Sementara dimasa kini, proses rekonsiliasinya atau proses perbaikan hubungan suami dan istri mungkin dilakukan oleh dua belah pihak. Dan solusi dengan pemukulan yang udah dibahas oleh berbagai ulama kontemporer dan boleh dilakukan, tetapi kemudian banyak ulama yang mengatakan bahwa ini tidak lagi efektif.
Karena sebagian besar permasalahan keluarga tidak bisa diselesaikan dengan cara dipukul. Istri yang dipukul justru akan menjadi lebih sulit untuk dikembalikan lagi rasa hormat dan cinta kepada suaminya. Oleh karena itu para ulama berpendapat hal ini sudah tidak layak untuk dilakukan dengan alasan mendidik. Sebaliknya hal ini justru dihawatirkan hanya sebagai pelampiasan nafsu dan justru menjadi tindakan kekerasan.
Kemudian, menilik pada Q.S An-Nisa ayat 128, Nusyuz suami berasal dari faktor eksternal yang artinya suami ditarik oleh orang lain atau terpesona orang lain, sehingga menadi acuh kepada istrinya. Hal ini dapat menimbulkan rasa pembangkangan, dan ada rasa sudah tidak ingin bersama dengan pasangan yang ada tapi, hanya saja belum berpikir untuk melakukan perceraian. Dan pembangkangan ini dibarengi dengan tidak adanya perasaan bersalah, tetapi justru sebaliknya malah menyalahkan pasangan. Hal ini kerap terjadi pada suami hingga akhirnya terjadi poligami.

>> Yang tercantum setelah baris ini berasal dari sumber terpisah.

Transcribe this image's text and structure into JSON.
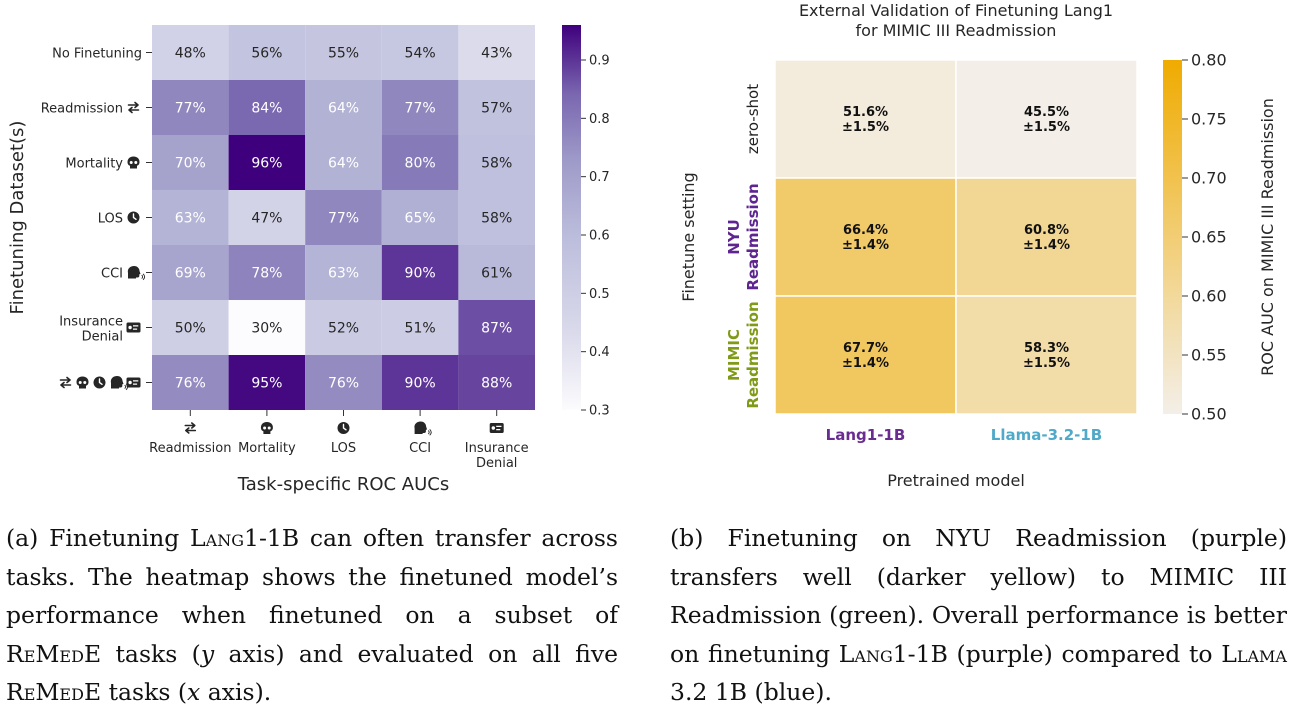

Konsep Nusyuz dalam perspektif mubadalah secara umum adalah segala tindakan perilaku yang dilakukan oleh salah satu pasangan atau kedua-duanya yang memudarkan melemahkan atau bisa memutus mengancam ikatan pernikahan apapun bentuknya. Oleh karena itu harus ada kesadaran, dan dalam Q.S An-Nisa ayat 128, Al-Quran telah mengatakan tidak ada salahnya dua pasangan itu atau suami dan istri duduk-duduk yang artinya saling berdiskusi mana yang masih bisa ditolerir dan mana yang tidak bisa ditoleris.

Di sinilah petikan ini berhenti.